Thought leadership

This is the message from Peter Cheese, CIPD CEO, speaking ahead of his opening address to the Institute’s Annual Conference and Exhibition in Manchester

The conference is themed around the four elements of this model for the future of HR:

Insight on the changing context: Understanding business change, changes in the nature of work, the workforce, and the workplace, and other external factors and how these are impacting organisations and people strategy.

The science of human behaviour: Understanding the developments in neuroscience, behavioural science, positive psychology, systems thinking, and other disciplines which are providing us with deeper insights on people and group behaviours – the key underpinnings of HR.

Business, commercial insight and analytics: Exploring the latest thinking that will help professionals maximise the capabilities of their HR and learning and development (L&D) functions.

HR essentials and learning processes: Reviewing HR operating models and capabilities, and developing evidence-based HR strategies to provide better business value.

The event will see new CIPD research launched, particularly focused on the learnings for HR from the science of human behaviour and insight on the changing context, including:

Our Minds at Work: Developing the behavioural science of HR – examining how the science exploring how the brain works and what influences human behaviour has accelerated much faster over the last decade than the way organisations manage, motivate and develop their people.

Neuroscience in action: Applying insight to L&D practice – exploring how several high profile organisations are adopting ‘brain friendly’ approaches to L&D in the workplace to enhance learner engagement, improve customer service and reduce staff turnover and training costs. The report also offers practical advice on how to implement effective neuroscience techniques with minimal investment.

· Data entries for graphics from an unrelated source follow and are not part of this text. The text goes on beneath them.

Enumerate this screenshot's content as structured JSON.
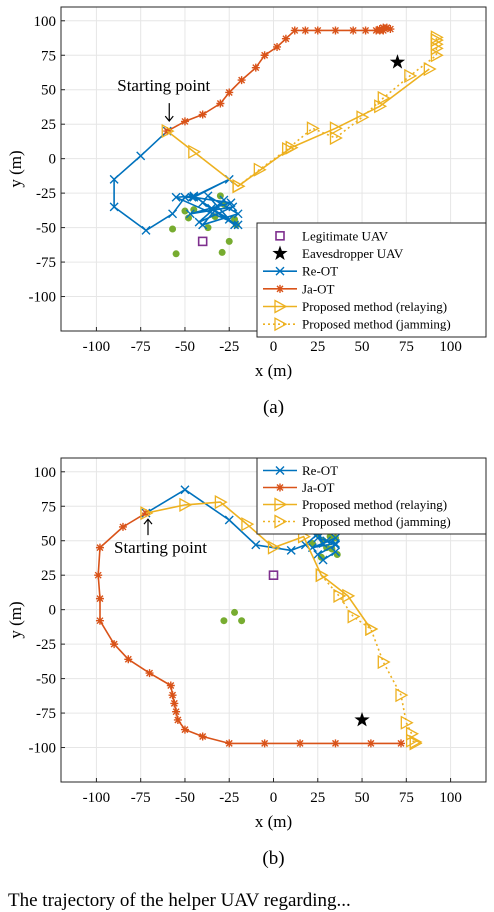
{
  "chart_data": [
    {
      "type": "line",
      "panel": "(a)",
      "xlabel": "x (m)",
      "ylabel": "y (m)",
      "xlim": [
        -120,
        120
      ],
      "ylim": [
        -125,
        110
      ],
      "xticks": [
        -100,
        -75,
        -50,
        -25,
        0,
        25,
        50,
        75,
        100
      ],
      "yticks": [
        -100,
        -75,
        -50,
        -25,
        0,
        25,
        50,
        75,
        100
      ],
      "grid": true,
      "legend_position": "bottom-right",
      "annotation": {
        "text": "Starting point",
        "x": -60,
        "y": 20
      },
      "points": [
        {
          "name": "Legitimate UAV",
          "marker": "square",
          "color": "#7e2f8e",
          "x": [
            -40
          ],
          "y": [
            -60
          ]
        },
        {
          "name": "Eavesdropper UAV",
          "marker": "star",
          "color": "#000000",
          "x": [
            70
          ],
          "y": [
            70
          ]
        },
        {
          "name": "ground users",
          "marker": "dot",
          "color": "#77ac30",
          "x": [
            -33,
            -28,
            -22,
            -30,
            -25,
            -21,
            -57,
            -55,
            -48,
            -45,
            -50,
            -29,
            -37
          ],
          "y": [
            -42,
            -33,
            -44,
            -27,
            -60,
            -48,
            -51,
            -69,
            -43,
            -37,
            -38,
            -68,
            -50
          ]
        }
      ],
      "series": [
        {
          "name": "Re-OT",
          "color": "#0072bd",
          "marker": "x",
          "x": [
            -60,
            -75,
            -90,
            -90,
            -72,
            -57,
            -50,
            -46,
            -25,
            -45,
            -24,
            -47,
            -23,
            -42,
            -28,
            -40,
            -20,
            -37,
            -25,
            -40,
            -22,
            -35,
            -45,
            -55,
            -20
          ],
          "y": [
            20,
            2,
            -15,
            -35,
            -52,
            -40,
            -28,
            -28,
            -15,
            -28,
            -32,
            -40,
            -35,
            -46,
            -30,
            -48,
            -40,
            -27,
            -44,
            -32,
            -48,
            -36,
            -27,
            -28,
            -48
          ]
        },
        {
          "name": "Ja-OT",
          "color": "#d95319",
          "marker": "asterisk",
          "x": [
            -60,
            -50,
            -40,
            -30,
            -25,
            -18,
            -10,
            -5,
            2,
            7,
            12,
            18,
            25,
            35,
            45,
            52,
            58,
            60,
            62,
            64,
            66,
            62,
            60
          ],
          "y": [
            20,
            27,
            32,
            40,
            48,
            57,
            66,
            75,
            81,
            87,
            93,
            93,
            93,
            93,
            93,
            93,
            93,
            94,
            95,
            95,
            94,
            93,
            93
          ]
        },
        {
          "name": "Proposed method (relaying)",
          "color": "#edb120",
          "marker": "triangle-right",
          "x": [
            -60,
            -45,
            -20,
            10,
            35,
            60,
            88
          ],
          "y": [
            20,
            5,
            -20,
            8,
            22,
            38,
            65
          ]
        },
        {
          "name": "Proposed method (jamming)",
          "color": "#edb120",
          "marker": "triangle-right",
          "dashed": true,
          "x": [
            -20,
            -8,
            8,
            22,
            35,
            50,
            62,
            77,
            92,
            92,
            92,
            92,
            92,
            92
          ],
          "y": [
            -20,
            -8,
            7,
            22,
            15,
            30,
            44,
            60,
            75,
            80,
            83,
            86,
            88,
            86
          ]
        }
      ]
    },
    {
      "type": "line",
      "panel": "(b)",
      "xlabel": "x (m)",
      "ylabel": "y (m)",
      "xlim": [
        -120,
        120
      ],
      "ylim": [
        -125,
        110
      ],
      "xticks": [
        -100,
        -75,
        -50,
        -25,
        0,
        25,
        50,
        75,
        100
      ],
      "yticks": [
        -100,
        -75,
        -50,
        -25,
        0,
        25,
        50,
        75,
        100
      ],
      "grid": true,
      "legend_position": "top-right",
      "annotation": {
        "text": "Starting point",
        "x": -72,
        "y": 70
      },
      "points": [
        {
          "name": "Legitimate UAV",
          "marker": "square",
          "color": "#7e2f8e",
          "x": [
            0
          ],
          "y": [
            25
          ]
        },
        {
          "name": "Eavesdropper UAV",
          "marker": "star",
          "color": "#000000",
          "x": [
            50
          ],
          "y": [
            -80
          ]
        },
        {
          "name": "ground users",
          "marker": "dot",
          "color": "#77ac30",
          "x": [
            25,
            28,
            30,
            27,
            22,
            32,
            35,
            33,
            36,
            -22,
            -18,
            -28
          ],
          "y": [
            55,
            50,
            45,
            38,
            48,
            53,
            52,
            44,
            40,
            -2,
            -8,
            -8
          ]
        }
      ],
      "series": [
        {
          "name": "Re-OT",
          "color": "#0072bd",
          "marker": "x",
          "x": [
            -72,
            -50,
            -25,
            -10,
            10,
            18,
            25,
            28,
            35,
            22,
            35,
            25,
            30,
            35,
            25,
            28,
            35
          ],
          "y": [
            70,
            87,
            65,
            47,
            43,
            47,
            55,
            48,
            52,
            45,
            48,
            52,
            50,
            47,
            40,
            36,
            42
          ]
        },
        {
          "name": "Ja-OT",
          "color": "#d95319",
          "marker": "asterisk",
          "x": [
            -72,
            -85,
            -98,
            -99,
            -98,
            -98,
            -90,
            -82,
            -70,
            -58,
            -57,
            -56,
            -55,
            -54,
            -50,
            -40,
            -25,
            -5,
            15,
            35,
            55,
            72
          ],
          "y": [
            70,
            60,
            45,
            25,
            8,
            -8,
            -25,
            -36,
            -46,
            -55,
            -62,
            -68,
            -74,
            -80,
            -87,
            -92,
            -97,
            -97,
            -97,
            -97,
            -97,
            -97
          ]
        },
        {
          "name": "Proposed method (relaying)",
          "color": "#edb120",
          "marker": "triangle-right",
          "x": [
            -72,
            -50,
            -30,
            -15,
            0,
            17,
            27,
            42,
            55
          ],
          "y": [
            70,
            76,
            78,
            62,
            45,
            53,
            25,
            10,
            -14
          ]
        },
        {
          "name": "Proposed method (jamming)",
          "color": "#edb120",
          "marker": "triangle-right",
          "dashed": true,
          "x": [
            27,
            37,
            45,
            55,
            62,
            72,
            75,
            78,
            78,
            80,
            80
          ],
          "y": [
            25,
            10,
            -5,
            -14,
            -38,
            -62,
            -82,
            -90,
            -95,
            -96,
            -97
          ]
        }
      ]
    }
  ],
  "captions": [
    "(a)",
    "(b)"
  ],
  "below_text": "The trajectory of the helper UAV regarding..."
}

HR: Getting smart about agile working – considering how the HR function can develop and support the traits of an ‘agile’ business – including rapid decision-making and execution, a high-performance culture, flexibility of management practices and resources and organisational structures that support collaboration – while also adapting to the rapidly changing needs and expectations employees have from their working lives.

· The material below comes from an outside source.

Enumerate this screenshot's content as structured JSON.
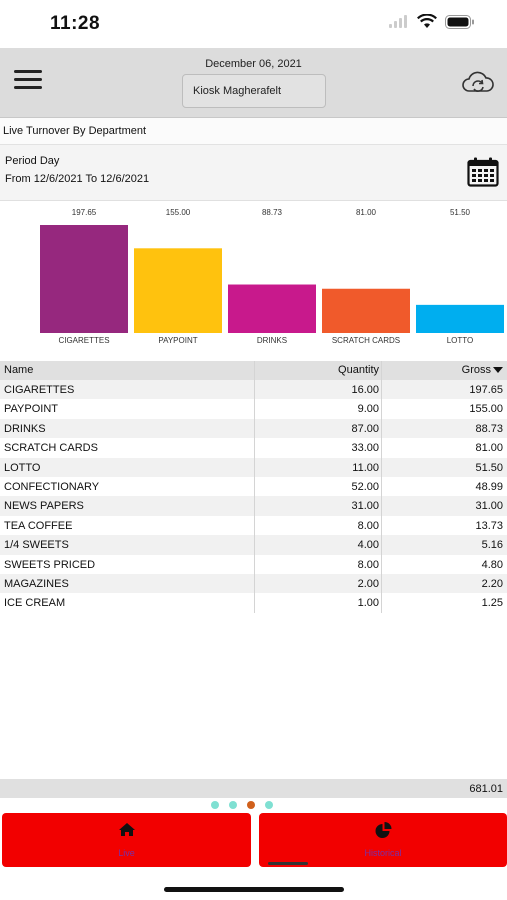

Peter Cheese said: “We have our sights set on shaping a profession for the future.  We’re unveiling new research at the event which delivers fresh insights into the changing context for HR and learning and development professionals, and into the ways the science of human behaviour can contribute to better work and working lives.  This builds on work we’ve already completed to further inform the Future of HR Framework we unveiled at last year’s conference.  For example our focus on the development of the analytics organisations need to understand and derive insight from their people data, and our frequent engagements with the big debates in public policy – on everything from the UK’s skills and productivity performance, and our concerted campaign, harnessing voluntary action by our members, to boost youth employment, to the positive case for the use of well-managed zero hours contracts benefitting employees and employers alike.

“Looking to the year ahead, we’ll be focused on engaging with the growing international interest we’re seeing in developing stronger connections and collaborations with us.  Attracting, developing and engaging talent is an increasingly global challenge, and we see a rapidly growing interest in developing stronger HR capabilities at a national and an organisational level.  We’re also actively engaged with national and international thinking on how enhanced standards can contribute to strengthening good practices and principles of people management.

“Our research and collaborative agendas collectively contribute to our broader thinking on the need to build a profession for the future.  These are exciting times for HR and learning and development.  The challenges organisations and their leaders face are people challenges.  This is our time – but to seize the opportunities and unlock the potential of people, we need to invest more in building for the future, as individuals and collectively as a profession.”